# libraries
library(simts)
library(gmwmx)
phase =     0.45
amplitude = 2.5
sigma2_wn =       15
sigma2_powerlaw = 10
d =               0.4
bias =            0
trend =           5/365.25
cosU =            amplitude*cos(phase)
sinU =            amplitude*sin(phase)

Let us consider a period of 5 year with daily observations:

n = 5*365

Using functions implemented in simts, we generate realizations from the sum of a White noise and PowerLaw process.

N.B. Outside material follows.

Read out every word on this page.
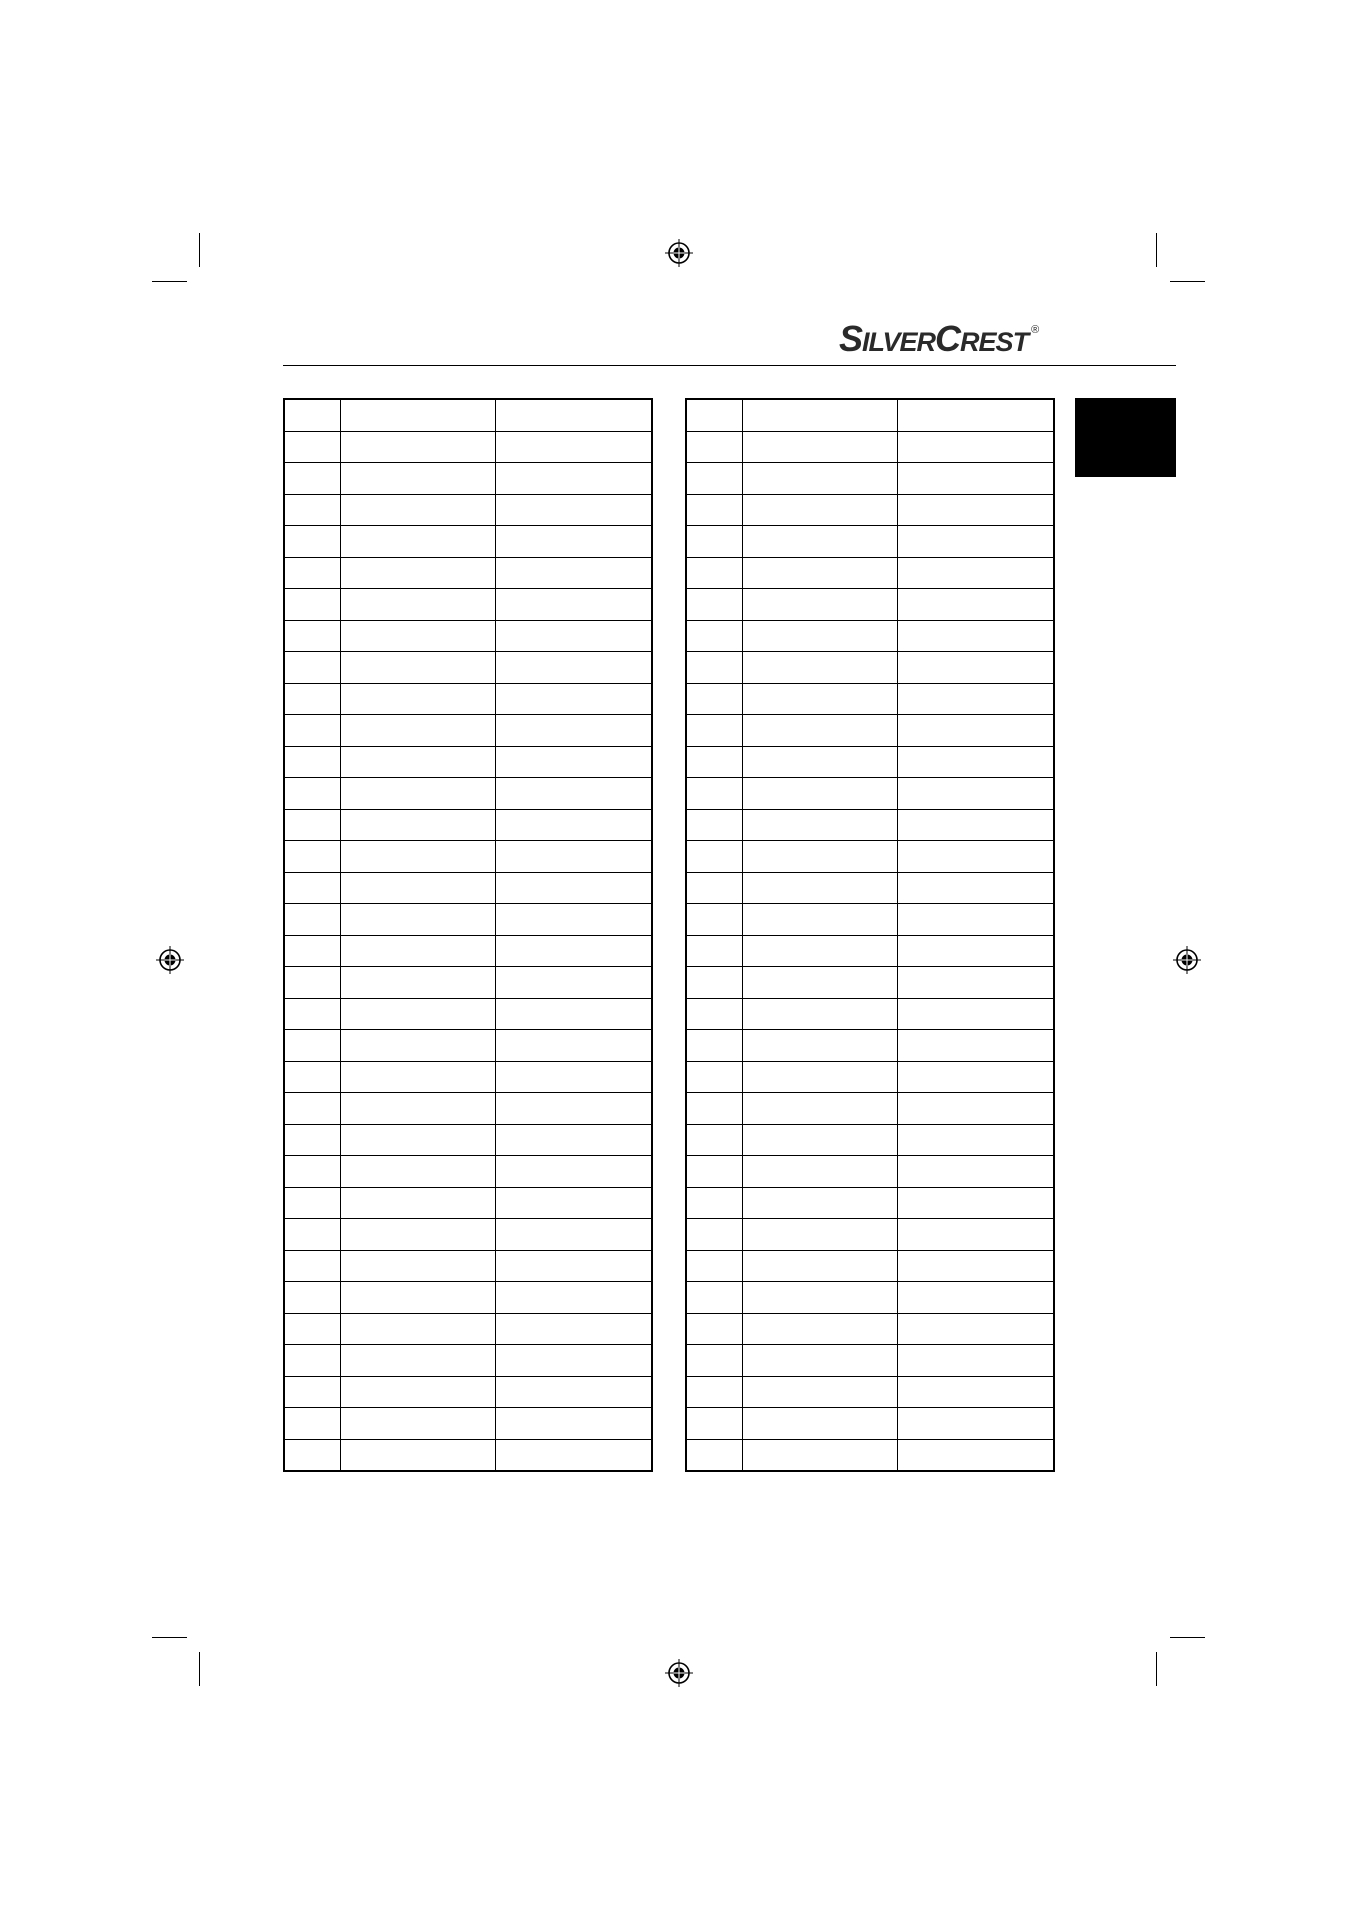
SILVERCREST ®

Note that the functions that enable to generate stochastic models that include Power Law process, Matèrn process or Fractional Gaussian noise are (for now) only available from the development version of the package simts that can be easily installed with:

install.packages("devtools")
devtools::install_github("SMAC-Group/simts")
model_i = WN(sigma2 = sigma2_wn) + PLP(sigma2 = sigma2_powerlaw, d = d)
# define time at which there are jumps
jump_vec =  c(600, 1200)
jump_height = c(20, 30)

# define myseed
myseed=123

We generate residuals from the stochastic model

# generate residuals
eps = simts::gen_gts(model = model_i, n= n)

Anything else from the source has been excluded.